Um homem espadaúdo e quadrado, de barba espessa e negra, de fisionomia dura e repulsiva, apresenta-se à porta do salão, e vai entrando. Era o feitor. Acompanhava-o um mulato ainda novo, esbelto e aperaltado, trajando uma bonita libré de pajem, e conduzindo uma roda de fiar. Logo após eles entrou Isaura.

As escravas todas levantaram-se e tomaram a bênção ao feitor.

Este mandou colocar a roda em um espaço desocupado, que infelizmente para Isaura ficava ao pé de Rosa.

— Anda cá, rapariga; — disse o feitor voltando-se para Isaura. — De hoje em diante é aqui o teu lugar; esta roda te pertence, e tuas parceiras que te dêem tarefa para hoje. Bem vejo que te não há de agradar muito a mudança; mas que volta se lhe há de dar?... teu senhor assim o quer. Anda lá; olha que isto não é piano, não; é acabar depressa com a tarefa para pegar em outra. Pouca conversa e muito trabalhar...
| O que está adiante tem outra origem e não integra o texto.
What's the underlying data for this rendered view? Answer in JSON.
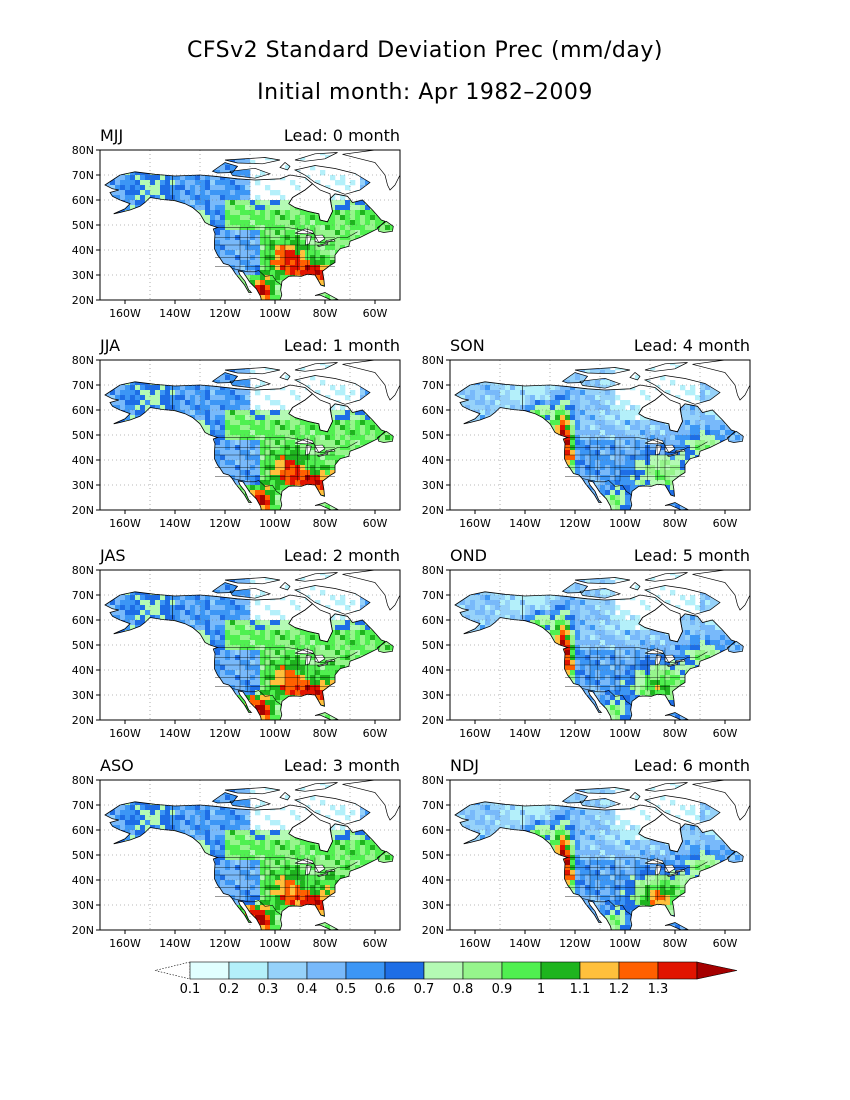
{
  "title_line1": "CFSv2 Standard Deviation Prec (mm/day)",
  "title_line2": "Initial month: Apr 1982–2009",
  "lat_labels": [
    "20N",
    "30N",
    "40N",
    "50N",
    "60N",
    "70N",
    "80N"
  ],
  "lon_labels": [
    "160W",
    "140W",
    "120W",
    "100W",
    "80W",
    "60W"
  ],
  "panels": [
    {
      "season": "MJJ",
      "lead": "Lead: 0 month",
      "profile": "warm0"
    },
    {
      "season": "JJA",
      "lead": "Lead: 1 month",
      "profile": "warm1"
    },
    {
      "season": "JAS",
      "lead": "Lead: 2 month",
      "profile": "warm2"
    },
    {
      "season": "ASO",
      "lead": "Lead: 3 month",
      "profile": "warm3"
    },
    {
      "season": "SON",
      "lead": "Lead: 4 month",
      "profile": "cold4"
    },
    {
      "season": "OND",
      "lead": "Lead: 5 month",
      "profile": "cold5"
    },
    {
      "season": "NDJ",
      "lead": "Lead: 6 month",
      "profile": "cold6"
    }
  ],
  "colorbar": {
    "labels": [
      "0.1",
      "0.2",
      "0.3",
      "0.4",
      "0.5",
      "0.6",
      "0.7",
      "0.8",
      "0.9",
      "1",
      "1.1",
      "1.2",
      "1.3"
    ],
    "colors": [
      "#e1ffff",
      "#b4f0fa",
      "#96d2fa",
      "#78b9fa",
      "#3c96f5",
      "#1e6ee6",
      "#b4fab4",
      "#96f58c",
      "#50f050",
      "#1eb41e",
      "#ffc03c",
      "#ff6000",
      "#e11400",
      "#a50000"
    ],
    "under_color": "#ffffff"
  }
}
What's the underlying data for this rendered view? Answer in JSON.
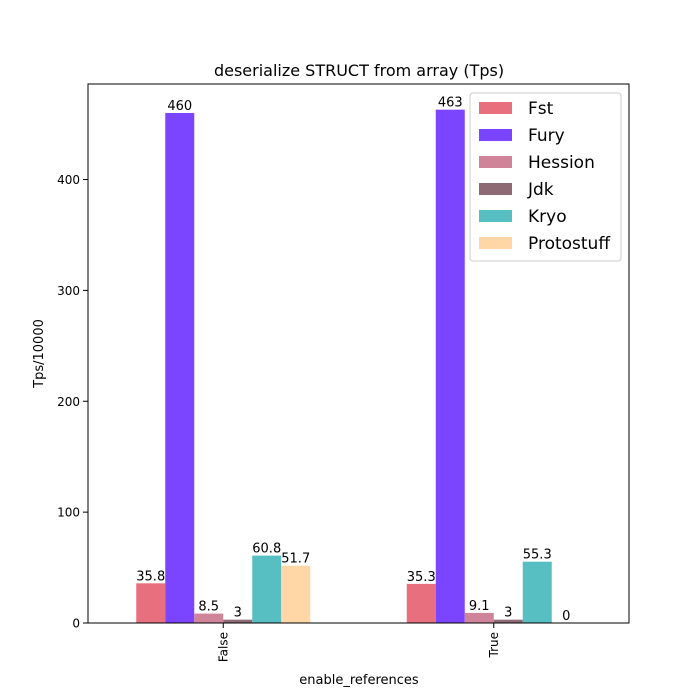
{
  "chart_data": {
    "type": "bar",
    "title": "deserialize STRUCT from array (Tps)",
    "xlabel": "enable_references",
    "ylabel": "Tps/10000",
    "categories": [
      "False",
      "True"
    ],
    "ylim": [
      0,
      486.15
    ],
    "yticks": [
      0,
      100,
      200,
      300,
      400
    ],
    "grid": false,
    "legend_position": "top-right",
    "series": [
      {
        "name": "Fst",
        "color": "#e8707e",
        "values": [
          35.8,
          35.3
        ],
        "labels": [
          "35.8",
          "35.3"
        ]
      },
      {
        "name": "Fury",
        "color": "#7b45ff",
        "values": [
          460,
          463
        ],
        "labels": [
          "460",
          "463"
        ]
      },
      {
        "name": "Hession",
        "color": "#d08499",
        "values": [
          8.5,
          9.1
        ],
        "labels": [
          "8.5",
          "9.1"
        ]
      },
      {
        "name": "Jdk",
        "color": "#8d6a74",
        "values": [
          3,
          3
        ],
        "labels": [
          "3",
          "3"
        ]
      },
      {
        "name": "Kryo",
        "color": "#57bec2",
        "values": [
          60.8,
          55.3
        ],
        "labels": [
          "60.8",
          "55.3"
        ]
      },
      {
        "name": "Protostuff",
        "color": "#ffd6a5",
        "values": [
          51.7,
          0
        ],
        "labels": [
          "51.7",
          "0"
        ]
      }
    ]
  }
}
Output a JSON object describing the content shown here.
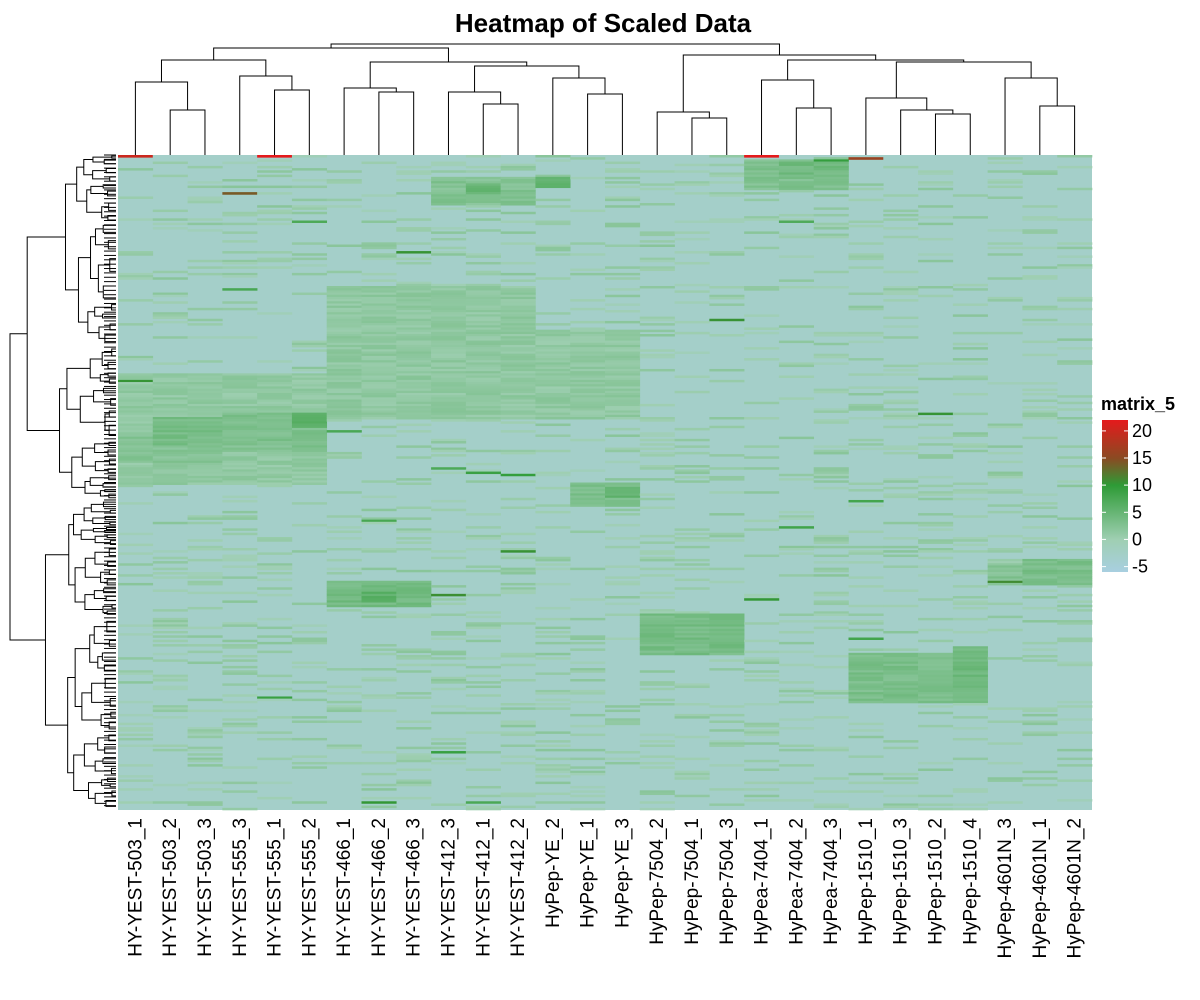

Sem se mostrar contrariada nem humilhada com a nova ocupação, que lhe davam, Isaura foi sentar-se junto a roda, e pôs-se a prepará-la para dar começo ao trabalho. Posto que criada na sala e empregada quase sempre em trabalhos delicados, todavia era ela hábil em todo o gênero de serviço doméstico: sabia fiar, tecer, lavar, engomar, e cozinhar tão bem ou melhor do que qualquer outra. Foi pois colocar-se com toda a satisfação e desembaraço entre as suas parceiras; apenas notava-se no sorriso, que lhe adejava nos lábios, certa expressão de melancólica resignação; mas isso era o reflexo das inquietações e angústias, que lhe oprimiam o coração, que não desgosto por se ver degradada do posto que ocupara toda sua vida junto de suas senhoras.

Cônscia de sua condição, Isaura procurava ser humilde como qualquer outra escrava, porque a despeito de sua rara beleza e dos dotes de seu espirito, os fumos da vaidade não lhe intumesciam o coração, nem turvavam-lhe a luz de seu natural bom senso. Não obstante porém toda essa modéstia e humildade transiuzialhe, mesmo a despeito dela, no olhar, na linguagem e nas maneiras, certa dignidade e orgulho nativo, proveniente talvez da consciência de sua superioridade, e ela sem o querer sobressaía entre as outras, bela e donosa, pela correção e nobreza dos traços fisionômicos e por certa distinção nos gestos e ademanes. Ninguém diria que era uma escrava, que trabalhava entre as companheiras, e a tomaria antes por uma senhora moça, que, por desenfado, fiava entre as escravas. Parecia a garça-real, alçando o colo garboso e altaneiro, entre uma chusma de pássaros vulgares.